Though many of Big Water’s acquisitions have been in small boroughs and towns, there will be tremendous consequences if the sales of CWA and the sprawling BCWSA go through. Some organizers have noted recent visits by Aqua representatives to Philadelphia’s city council offices and wonder if the Philadelphia Water Department, Pennsylvania’s largest system, is next on the docket.

Kevin Davis (whose name has been changed) has worked at BCWSA for over a dozen years and has two young kids. He told me he looked forward to what he hoped would be a long career. “I just always took for granted that my job would be secure and my future would be secure,” he said. Stability is the main thing that he and his coworkers have wanted from their jobs. “We’re not going to get rich here. I’m up to my shoulder sometimes in rags, digging deep into a pump, pulling stuff out. It’s not glamorous, but it’s stable. And everyone—everyone—agrees that having some sort of corporate entity come in here, it would be bad news.”

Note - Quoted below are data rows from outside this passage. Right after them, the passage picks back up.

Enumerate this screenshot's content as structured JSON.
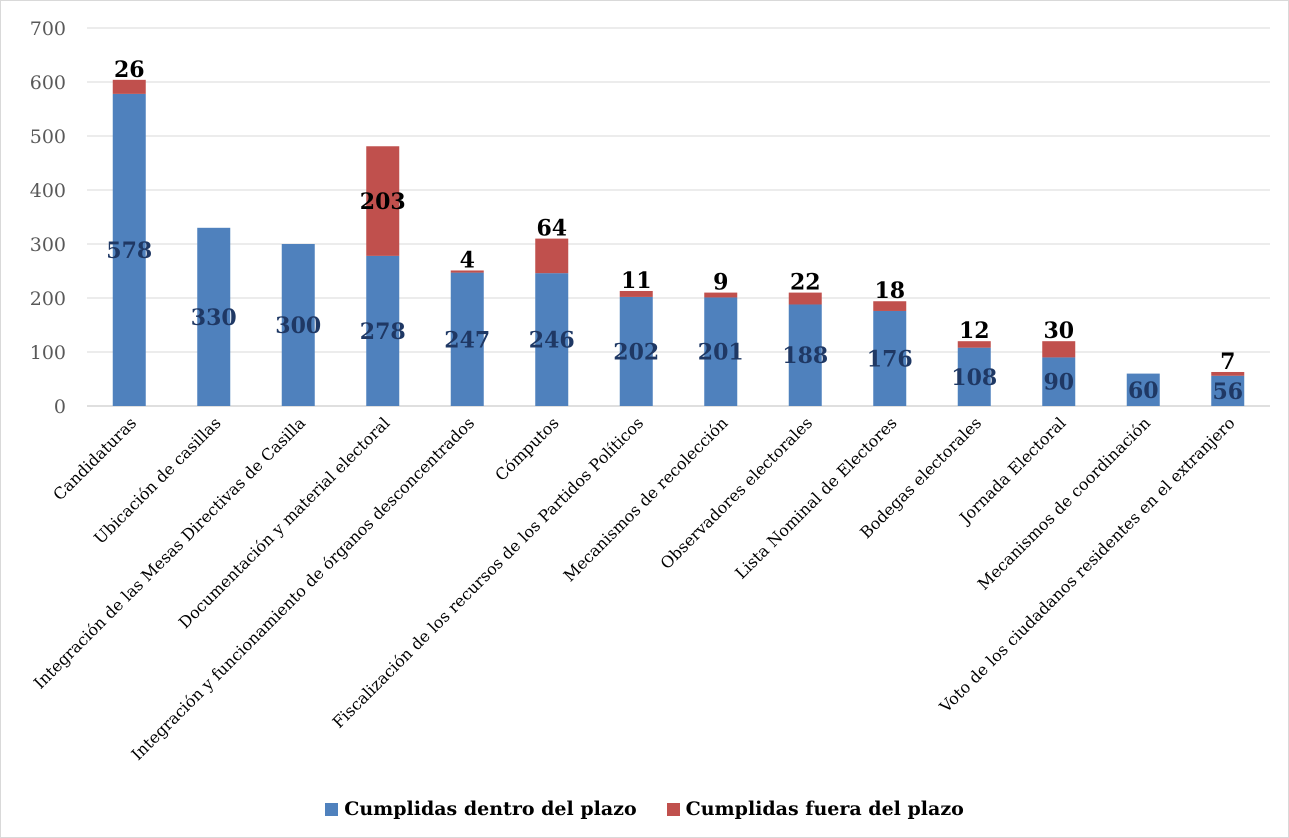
{
  "chart_data": {
    "type": "bar",
    "stacked": true,
    "categories": [
      "Candidaturas",
      "Ubicación de casillas",
      "Integración de las Mesas Directivas de Casilla",
      "Documentación y material electoral",
      "Integración y funcionamiento de órganos desconcentrados",
      "Cómputos",
      "Fiscalización de los recursos de los Partidos Políticos",
      "Mecanismos de recolección",
      "Observadores electorales",
      "Lista Nominal de Electores",
      "Bodegas electorales",
      "Jornada Electoral",
      "Mecanismos de coordinación",
      "Voto de los ciudadanos residentes en el extranjero"
    ],
    "series": [
      {
        "name": "Cumplidas dentro del plazo",
        "color": "#4f81bd",
        "values": [
          578,
          330,
          300,
          278,
          247,
          246,
          202,
          201,
          188,
          176,
          108,
          90,
          60,
          56
        ]
      },
      {
        "name": "Cumplidas fuera del plazo",
        "color": "#c0504d",
        "values": [
          26,
          null,
          null,
          203,
          4,
          64,
          11,
          9,
          22,
          18,
          12,
          30,
          null,
          7
        ]
      }
    ],
    "ylim": [
      0,
      700
    ],
    "yticks": [
      0,
      100,
      200,
      300,
      400,
      500,
      600,
      700
    ],
    "grid": true,
    "legend_position": "bottom",
    "title": "",
    "xlabel": "",
    "ylabel": ""
  }
}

Pennsylvania’s ever-shifting political lines have made the state a focal point for strategists. This year’s elections include a populist Democratic nominee for the Senate and a far-right Republican running in a tight race for governor. Much of southeastern Pennsylvania, where water and wastewater privatization is currently concentrated, is traditionally Republican territory. But many of the counties in the region voted Democratic in the last few presidential elections.

The politics of the few dozen Pennsylvania water organizers that I met stretch across party lines. Cooper and Greek are both registered Republicans, but as Cooper told me, he now just votes for “the best candidate.” Margo Woodacre, a retired teacher who started the group Keep Water Affordable in New Garden Township, was briefly a Republican state senator in Delaware but has since changed party affiliations. Meanwhile, McMahon is a socialist, and Smith is a Bernie Sanders supporter. As we walked by her car earlier this spring, Smith pointed to its bumper, plastered with stickers for Bernie, Medicare for All, and an assortment of other left causes. “I’m not trying to be a cliché,” she said. “But it’s a bit of a cliché.”

Among the many new organizers, everyone seemed to note the ease of working across the binary of the political parties. As McMahon put it: “We had Trump voters collecting petition signatures next to me, and I was saying, ‘I am a socialist, by the way.’ We were all fighting this corporate takeover.”

Organizing against water privatization is not going to cover over this country’s political divides. Nor does it offer a shortcut to building a mass working-class politics. Challenging multibillion-dollar companies will also never be easy, but it does present an opportunity to link the growing disaffection with corporations and with the country’s two main parties to concrete steps forward.

Demands that run along a top-versus-bottom axis rather than a left-versus-right axis can provide political inroads. As Catherine Miller, who leads CWA’s anti-privatization campaign, told me, “This really is a nonpartisan issue. It’s more like public good versus corporate greed.”